CPU Cooling for Ryzen 9 3900X

So I am planning on building an R9 system through the black friday sales and am trying to decide on cooling. I have intention of overclocking the processor rather now or down the line. I have been told that AIO coolers are not worth getting unless I am going to spend $200+ and that I would be better off with a good high end air cooler for ~$125. Like a noctura D14 or CoolerMaster MA620P with an extra fan.

Does anyone have some good insights for me? Should I go with air cooling or are cheaper $150 AIOs totally fine?

Comments

  • +1

    AIO's look cooler and make the inside of your case look tidier… that's about the only advantage it has over Big Air cooling. But not necessarily in raw cooling performance or even noise.

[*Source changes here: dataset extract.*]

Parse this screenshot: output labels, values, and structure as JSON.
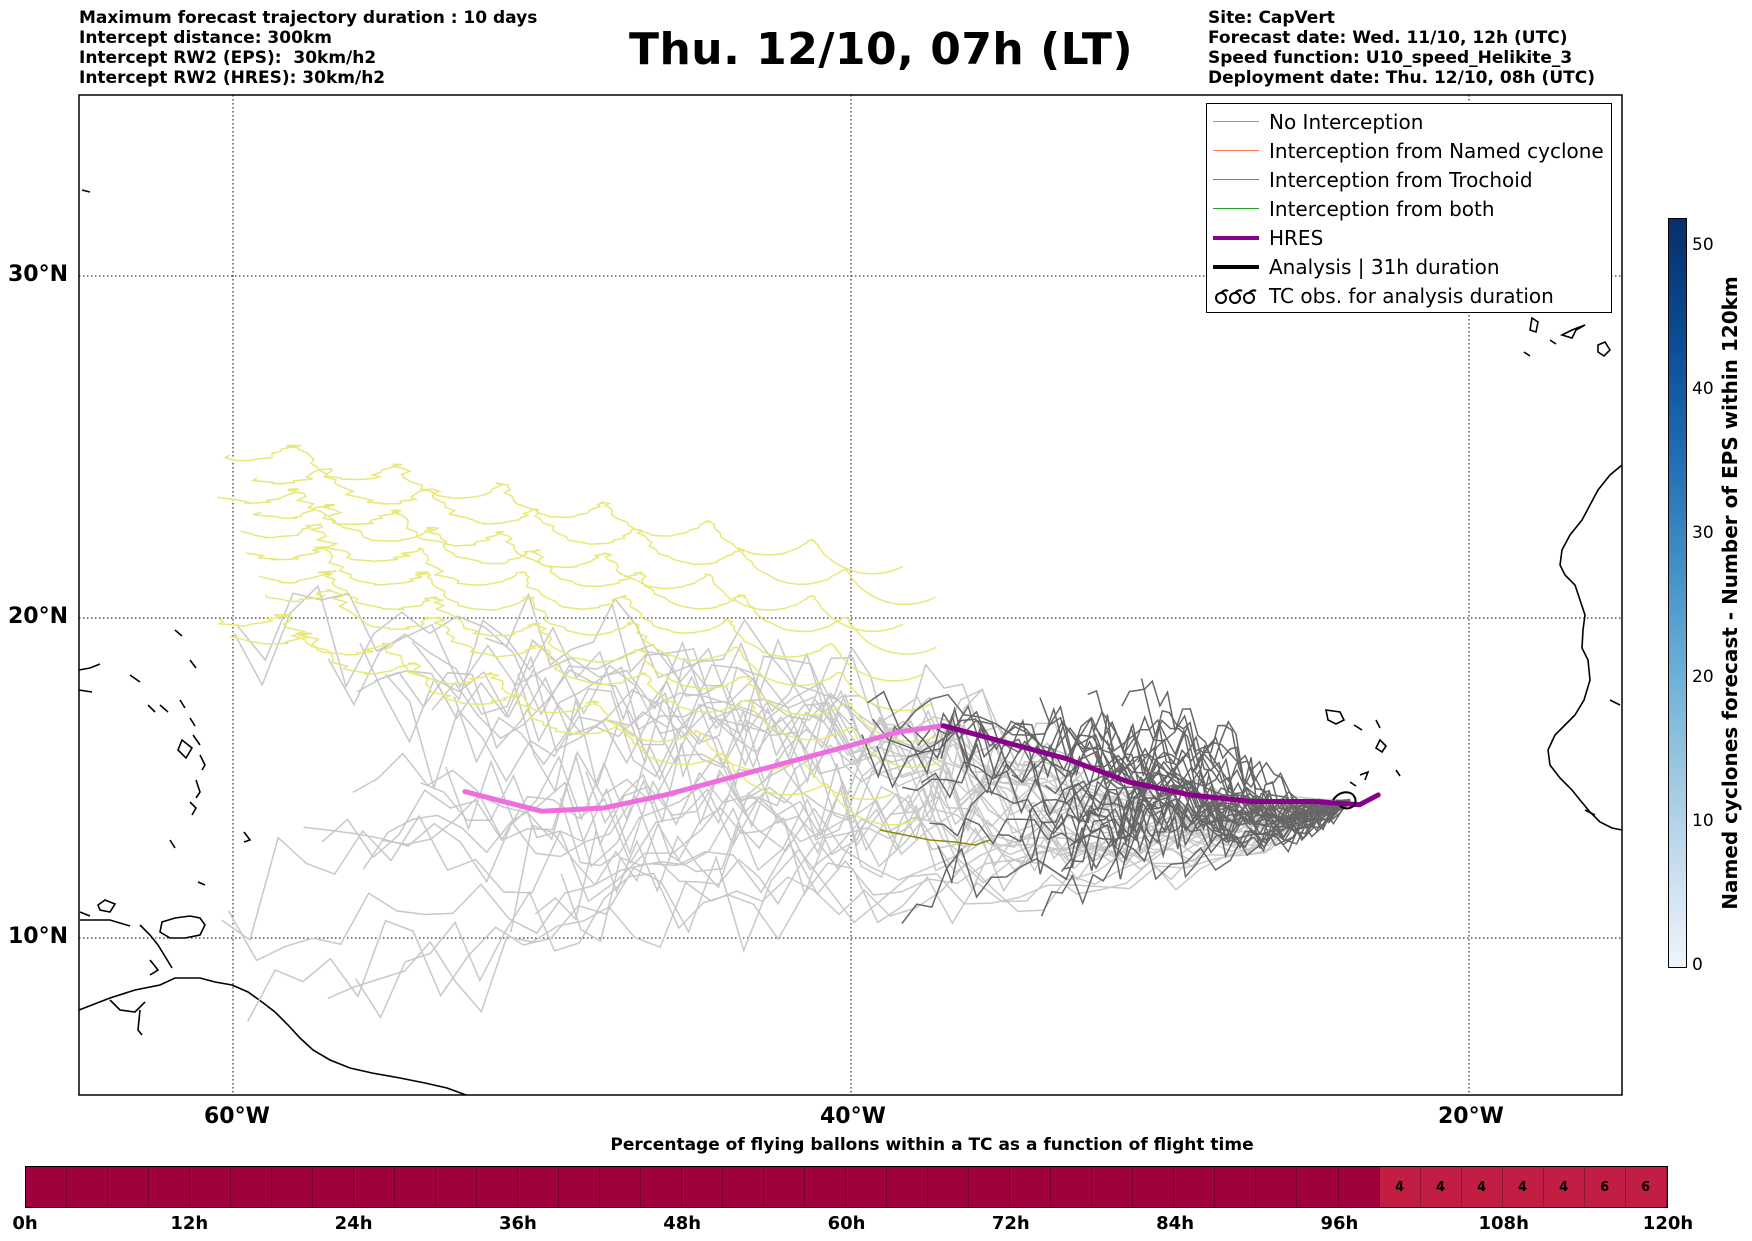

    A high end Noctua air cooler can actually outperform an expensive AIO., so if raw cooling is what you want, air cooler will do it but an AIO setup is to most people, much nicer to look at if you have a tempered glass case.

  • +2

    To be honest the box cooler with AMD is pretty adequate if you aren't OCing, and for most of us at home there's no real point to OCing the 3rd gen ryzen gear anyway. You can OC them for more all core performance, but at the cost of single core turbo frequency which could be more important.

    With a decent case it won't be hard to change the cooler later. I'd suggest just use the box cooler and see how it goes. If you think its too noisy or don't like the peak temps when you're doing real work loads (not stressing it in Prime95), then change it. The box cooler looks nice, performs well, isn't too loud and has some nice but not over the top RGB.

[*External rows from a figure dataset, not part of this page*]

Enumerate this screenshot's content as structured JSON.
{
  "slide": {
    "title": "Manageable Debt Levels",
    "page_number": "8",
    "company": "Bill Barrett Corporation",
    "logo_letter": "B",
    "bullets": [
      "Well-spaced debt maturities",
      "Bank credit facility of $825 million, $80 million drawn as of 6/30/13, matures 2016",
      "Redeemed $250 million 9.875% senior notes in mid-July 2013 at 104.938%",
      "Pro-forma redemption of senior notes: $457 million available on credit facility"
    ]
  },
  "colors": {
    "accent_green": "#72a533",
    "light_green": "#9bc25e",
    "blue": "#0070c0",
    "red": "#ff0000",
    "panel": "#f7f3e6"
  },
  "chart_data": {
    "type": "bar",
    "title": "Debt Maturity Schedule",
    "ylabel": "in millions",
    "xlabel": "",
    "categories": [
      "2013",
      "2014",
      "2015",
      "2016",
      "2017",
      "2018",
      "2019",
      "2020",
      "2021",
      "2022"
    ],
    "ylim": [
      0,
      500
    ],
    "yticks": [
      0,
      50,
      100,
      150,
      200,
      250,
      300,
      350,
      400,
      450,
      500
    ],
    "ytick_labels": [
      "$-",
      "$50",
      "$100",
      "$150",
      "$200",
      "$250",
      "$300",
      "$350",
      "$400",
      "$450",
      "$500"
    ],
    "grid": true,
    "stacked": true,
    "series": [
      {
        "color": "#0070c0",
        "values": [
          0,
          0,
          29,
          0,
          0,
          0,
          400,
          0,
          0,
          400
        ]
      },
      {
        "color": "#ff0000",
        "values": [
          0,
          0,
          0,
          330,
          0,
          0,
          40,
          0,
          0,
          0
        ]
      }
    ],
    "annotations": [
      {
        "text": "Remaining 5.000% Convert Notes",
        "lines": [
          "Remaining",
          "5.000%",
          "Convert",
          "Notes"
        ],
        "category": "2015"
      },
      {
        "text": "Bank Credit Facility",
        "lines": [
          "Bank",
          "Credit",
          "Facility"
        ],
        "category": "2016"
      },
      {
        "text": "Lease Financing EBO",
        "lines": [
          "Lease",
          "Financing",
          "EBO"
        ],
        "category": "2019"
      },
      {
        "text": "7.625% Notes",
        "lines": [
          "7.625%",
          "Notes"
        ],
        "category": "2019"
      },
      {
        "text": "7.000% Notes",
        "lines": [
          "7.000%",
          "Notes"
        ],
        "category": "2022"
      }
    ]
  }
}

    I'm also really tempted to grab a 3900x if a good sale pops up. If you do find one please put a deal up.

    • Will do. Was going to get a 3700x but with b.friday tomorrow, I might just wait and see if the prices are good.

      • There was an ebay one the other day for about $715 I think. Had that in my shopping cart but decided against. If anything goes lower than that I don't think I could resist.

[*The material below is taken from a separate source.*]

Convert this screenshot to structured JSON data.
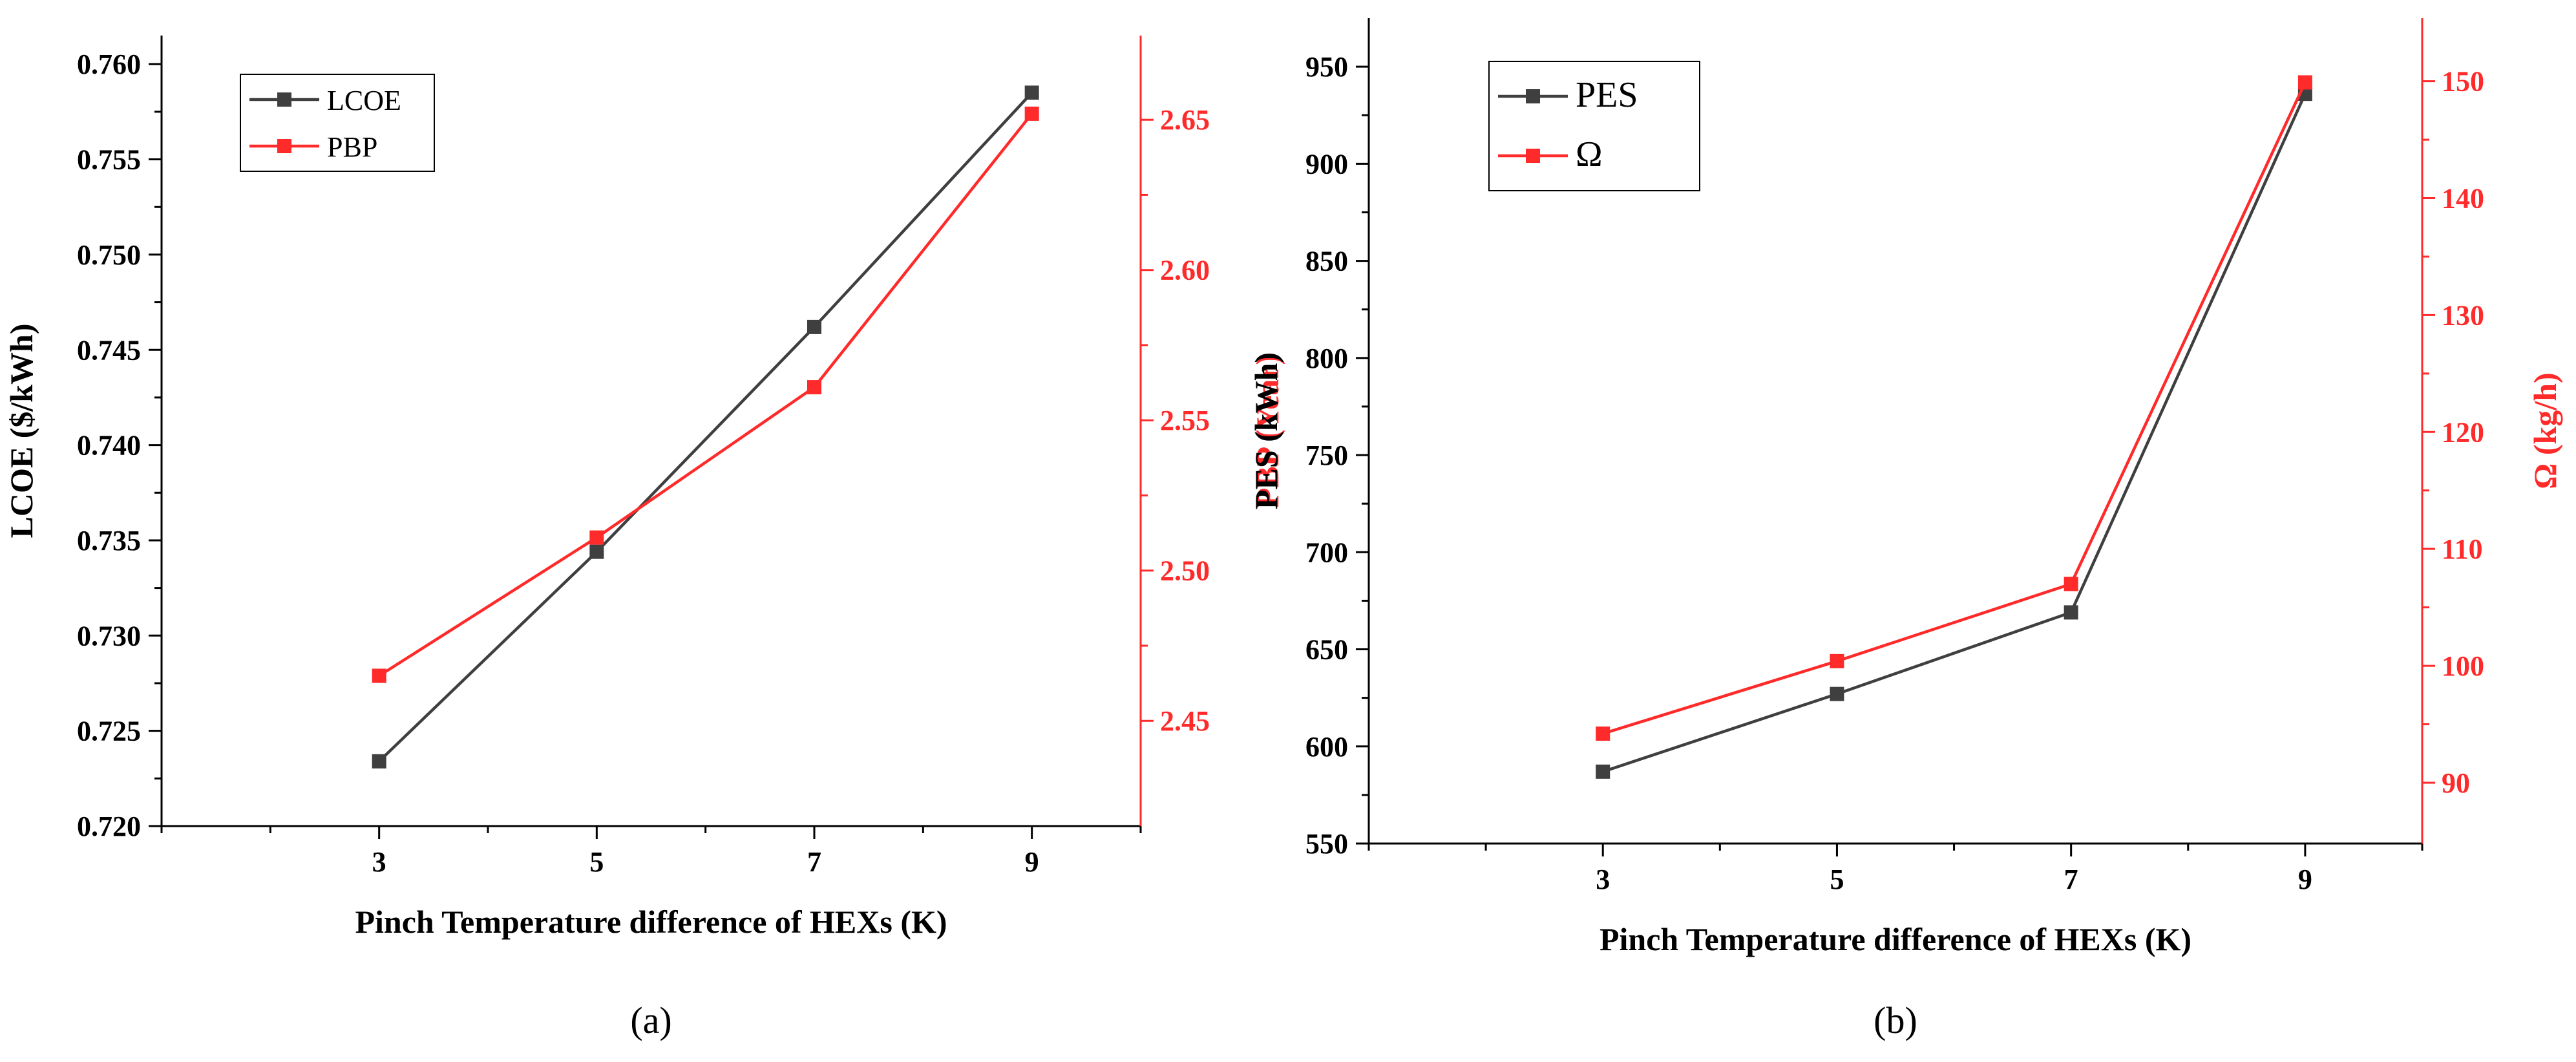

        I'm running an OCed R7 1700. My motherboard is compatible with 3rd gen ryzen so it would make a rather nice and easy upgrade. Really don't need it but there's something about having all those cores.

        • Couldn't agree with you more. I am upgrading from an OC'd i5-4570k. So anything 8 cores and above will feel like light speed. Still don't know how I went from looking at a new graphics card in the $600 range to putting together a build for tomorrow that is closer to $3k and included getting new replacement parts from corsair for my case and new monitors and chair and whatnot. lol

          • @curtturtle: I hope its got RBG Ram in the RGB motherboard with an RGB graphics card and an RGB cooler with RGB fans in an RGB case powered by an RGB PSU. Rainbows make it go faster. True fact.

  • +1

    bought an aigo 120mm aio cooler off aliexpress for about $50.

    then mounted this bracket with some other fans and have it pointed at the motherboard. Handles cooling very well (less than 30 degrees idle, max 60 load, i7 4790k).

  • +2

    NH-D15

    • Need to go 14 because of case restraints.

      • for myself I would like a larger case for this system

  • You're asking if you should buy something noisy with lights all over it for children or buying something quiet which works better for half the price.

    • +1

      Sounds about right.

      Noctua NH-D15 for me. Been running it for many years over multiple CPUs, can't ever hear the thing.

    • I do prefer quiet

      • +1

        In that case get a Noctua NH-D15, you will never hear it and it will outperform pretty much any AIO out there, and cheaper.

        You case says maximum CPU cooler height is 170mm and the D15 sits at 165mm.

  • +1

    sounds like you got a small case ,
    not sure about case airflow but if oc, air cooler might be better at cooling surrounding VRMs as well

  • Thanks for the advice. I ended up getting a corsair AIO 280mm through a buddy who bought one and decided not to use it.